PENULTIMATE week, the Senate reviewed the events in the country and gave a damning verdict: a revolution is afoot unless urgent steps are taken to arrest the drift. As it noted, the government must adopt pragmatic measures to prevent a poverty-triggered revolution in the country. Deliberating on a motion moved by Senator Chukwuka Utazi (Enugu-PDP) titled “Bridging the gap between the haves and the have-nots in Nigeria to nip in the bud the seeds of a looming violent revolution” and linking the issues of kidnapping, banditry, insurgency, ritual killings and others bedevilling the country to the menace of poverty ravaging all regions, the lawmakers adopted four resolutions as the basis for action to mitigate the issue of unemployment. They agreed to urge the Federal Government to declare an emergency on unemployment in the country, create more pro-poor social safety nets, dedicate 20 per cent of recovered loots to fund same and take other urgent measures to stimulate production and other economic activities to engage young citizens. In addition, the Senate enjoined the Federal Government to increase the budgets for education by allocating and effectively implementing 26 per cent of the yearly budget to education, beginning from the next budget cycle in 2020. It enjoined the states to do the same.
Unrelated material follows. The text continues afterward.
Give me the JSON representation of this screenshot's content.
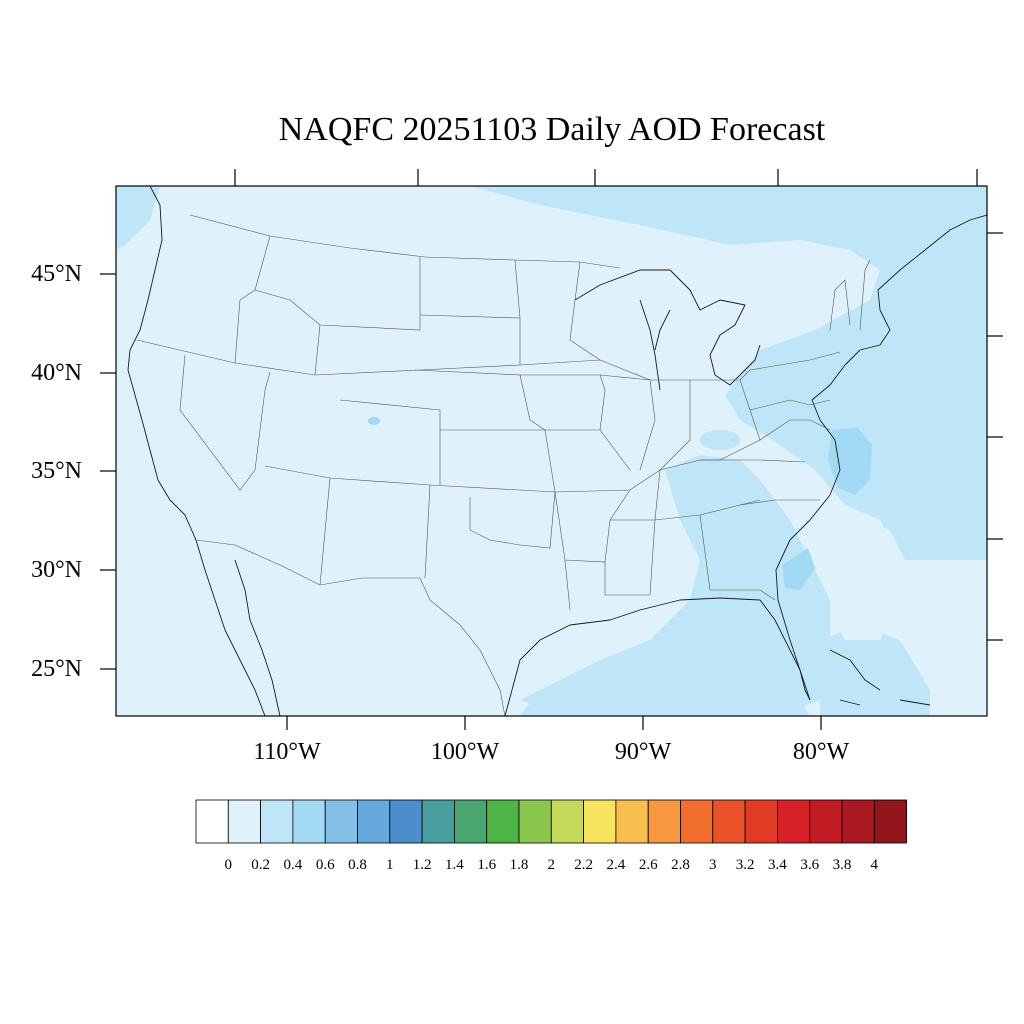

Furthermore, the Senate urged the Federal Government to adopt a policy of one factory per local government and set up an unemployment support fund as proposed by Deputy Senate President Ike Ekweremadu. The Senate President, Bukola Saraki, however cautioned that maintaining law and order should remain a key responsibility of the government. As he noted,“There is a need for us to separate the maintenance of law and order from the issue of poverty. It cannot be an excuse. No matter how bad things are, we must be able to maintain law and order. It is important that we as parliament give all the necessary support to security agencies and all government policies on security to see that we maintain law and order.”
We commend the lawmakers for recognising that a serious problem exists in the country. At least until now, the perception among the generality of Nigerians is that the National Assembly has carried on as if insulated from the pains, traumas and agonies of fellow citizens. Rightly or wrongly, the National Assembly is widely perceived as an institution that costs the country too much to maintain. At least in part, this perception has thrived because of the opacity with which issues of the remuneration of legislators have been handled by successive leaderships of the assembly, although the eight Senate under the leadership of Saraki has strived to be much more transparent than its predecessors. Against this backdrop, we think that the response of the Senate to the lingering fissures and divisions in the country, to which the Muhammadu Buhari-led executive arm of government has apparently been indifferent, is particularly ennobling. Almost on a daily basis, ethnic, religious and social cleavages have continued to pull Nigerians further apart from one another and if the regime of poverty, deprivation and despair in the land has confirmed anything, it is the fact that the country is tottering towards disintegration. Happily, though, the legislative arm of government seems to have woken up from its slumber and adumbrated the harsh realities of life in the country. The implication is that the charge that the lawmakers are alienated from the people will now be difficult to sustain.
To be sure, we are not against the Senate’s recommendation of social spending by the Federal Government. Time and again, we have insisted that government has a duty to the people. Indeed, in our reaction to the creation of a Ministry of Happiness by the recently ended Rochas Okorocha administration in Imo State, we pointed out that the entity called government itself ought to be a ministry of happiness; a fact captured in the sage, Chief Obafemi Awolowo’s credo of Life More Abundant. Sadly, however, the solutions proffered by the government in the last four years have merely touched the surface of the problems at hand. How, for instance, can Vice President Yemi Osinbajo’s Tradermoni bring a bandit collecting millions of naira away from the bush?
One crucial issue which the Senate did not touch on is the need to examine the leadership recruitment process at all levels of governance. Till today, election into public office remains skewed in favour of moneybags, most of them without a genuine desire to serve. The major political parties are structures for capturing power and do not even pretend to be democratic entities. For instance, the primaries that produced chief executives at the national and state levels in this year’s general election were marred by widespread irregularities while the main elections themselves proved to be one of the worst in the country since it returned to civil rule in 1999. In this regard, we think that the National Assembly should have spoken as one and passed the recent amendment to the Electoral Act into law by overriding President Buhari’s veto. With wrong or partial solutions to the problems identified by the Senate, the fears it expressed might eventually be confirmed and there can be no predicting what ramifications a revolt by a traumatised citizenry may assume.